After her conviction defendant’s counsel moved for a new trial which was denied. Defendant’s assignments of error are directed to the denial of her motion for a new trial, which was based on claimed newly-discovered evidence and the weakness of Kaufmann’s testimony, in illustration of which the following excerpt is quoted:

“Q. You never at any time saw your purse on this girl, did you?
“A. No, sir.
“Q. And you never saw her take it from you?
*568“A. No, sir.
“Q. And if that purse was taken from behind the davenport you didn’t know of your own knowledge who put it there?
“A. No, sir.”

Also that the court erred in instructing the jury as follows:

“There are certain elements constituting every crime which must be proved, gentlemen, beyond all reasonable doubt, before a conviction may be had. The first element in the present charge is that it occurred on the 20th day of December, A. D. 1921. The people must prove that allegation beyond all reasonable doubt. In the second place they must show beyond all reasonable doubt that the next essential element has been_ proved, namely, that the crime, if any, occurred within the limits of the city of Detroit. * * *
“Now, it is for you to determine, gentlemen of the jury, from the evidence in this case, first of all, whether or not the defendant, Rose Tucker, on the 20th day of December A. D. 1921, within the city limits of the city of .Detroit, committed the crime of larceny from the person. Now the person in this case is one William J. C. Kaufmann. The people allege that she took this money from his pocket, from his person. Now the complaining witness, gentlemen of the jury, is not on trial in this case. You are concerned only in the guilt or innocence of this defendant,” etc.
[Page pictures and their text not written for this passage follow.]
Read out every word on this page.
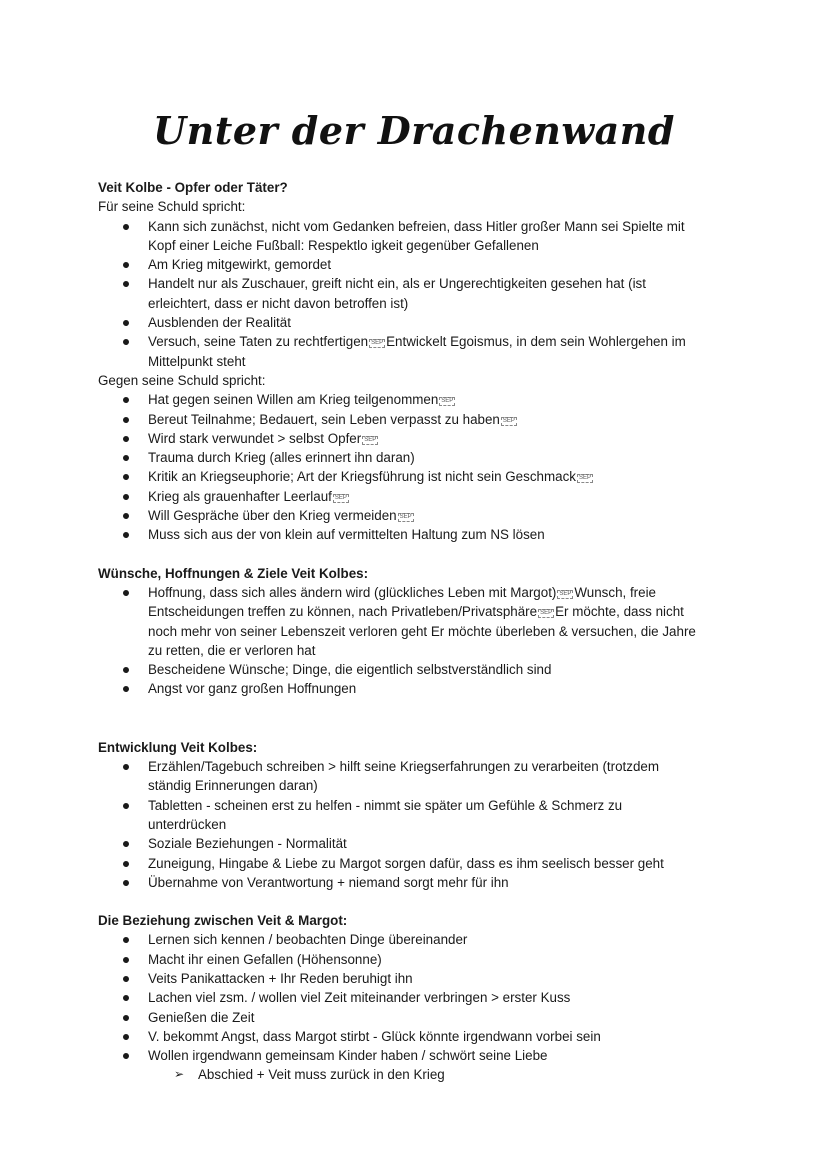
Unter der Drachenwand
Veit Kolbe - Opfer oder Täter?
Für seine Schuld spricht:
Kann sich zunächst, nicht vom Gedanken befreien, dass Hitler großer Mann sei Spielte mit
Kopf einer Leiche Fußball: Respektlo igkeit gegenüber Gefallenen
Am Krieg mitgewirkt, gemordet
Handelt nur als Zuschauer, greift nicht ein, als er Ungerechtigkeiten gesehen hat (ist
erleichtert, dass er nicht davon betroffen ist)
Ausblenden der Realität
Versuch, seine Taten zu rechtfertigen SEP Entwickelt Egoismus, in dem sein Wohlergehen im
Mittelpunkt steht
Gegen seine Schuld spricht:
Hat gegen seinen Willen am Krieg teilgenommen SEP
Bereut Teilnahme; Bedauert, sein Leben verpasst zu haben SEP
Wird stark verwundet > selbst Opfer SEP
Trauma durch Krieg (alles erinnert ihn daran)
Kritik an Kriegseuphorie; Art der Kriegsführung ist nicht sein Geschmack SEP
Krieg als grauenhafter Leerlauf SEP
Will Gespräche über den Krieg vermeiden SEP
Muss sich aus der von klein auf vermittelten Haltung zum NS lösen
Wünsche, Hoffnungen & Ziele Veit Kolbes:
Hoffnung, dass sich alles ändern wird (glückliches Leben mit Margot) SEP Wunsch, freie
Entscheidungen treffen zu können, nach Privatleben/Privatsphäre SEP Er möchte, dass nicht
noch mehr von seiner Lebenszeit verloren geht Er möchte überleben & versuchen, die Jahre
zu retten, die er verloren hat
Bescheidene Wünsche; Dinge, die eigentlich selbstverständlich sind
Angst vor ganz großen Hoffnungen
Entwicklung Veit Kolbes:
Erzählen/Tagebuch schreiben > hilft seine Kriegserfahrungen zu verarbeiten (trotzdem
ständig Erinnerungen daran)
Tabletten - scheinen erst zu helfen - nimmt sie später um Gefühle & Schmerz zu
unterdrücken
Soziale Beziehungen - Normalität
Zuneigung, Hingabe & Liebe zu Margot sorgen dafür, dass es ihm seelisch besser geht
Übernahme von Verantwortung + niemand sorgt mehr für ihn
Die Beziehung zwischen Veit & Margot:
Lernen sich kennen / beobachten Dinge übereinander
Macht ihr einen Gefallen (Höhensonne)
Veits Panikattacken + Ihr Reden beruhigt ihn
Lachen viel zsm. / wollen viel Zeit miteinander verbringen > erster Kuss
Genießen die Zeit
V. bekommt Angst, dass Margot stirbt - Glück könnte irgendwann vorbei sein
Wollen irgendwann gemeinsam Kinder haben / schwört seine Liebe
➢ Abschied + Veit muss zurück in den Krieg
Of the first excerpt from the charge, it is claimed that the court after attempting to define the elements of the crime committed error by failing to enumerate in that connection each and every element constituting it, and a later definition of the crime given by the court would not cure the error. An examination of the charge shows that the language quoted was but introductory to a paragraph immediately following, beginning “Now, as to the charge itself,” which explained at length with unusual clarity and accurate definition the nature of the offense charged and all the elements constituting it.

*569Of the second quotation from the charge, it is said that the court pointing out to the jury the fact complaining witness was not on trial amounted to a suggestion that the jury should give more consideration to his testimony than that of defendant. We discover no inference to that effect in the charge taken as a whole, which carefully and impartially cautioned the jury as to their duties, explained fully the nature of the crime charged and the facts which they must find established beyond reasonable doubt before conviction could be had. The charge was eminently fair, impartial and plain. We find no error in the particulars assigned against the charge.

Of the court’s alleged error in refusing to grant a new trial, it is sufficient to state that the proposed witness whose newly-discovered testimony was relied on was Julia Jones who defendant testified was present in the room at the time of the arrest and the affidavit furnished in support of the newly-discovered evidence states that the affiant “made every possible effort to locate the said Julia Jones prior to the trial of the said cause,” but upon the trial counsel made no mention to the court of any witness whom they were unable to produce, nor asked a continuance in order to secure the attendance of a witness. Granting or refusing a new trial was within the discretion of the court. There was no abuse of the discretion.

There was abundance of direct evidence, if believed, to support and justify conviction. It was for the jury to pass upon the credibility of the witnesses. A careful examination of this record shows no ground for reversal.

The judgment will stand affirmed.

Wiest, C. J., and Fellows, McDonald, Clark, Bird, Sharpe, and Moore, JJ., concurred.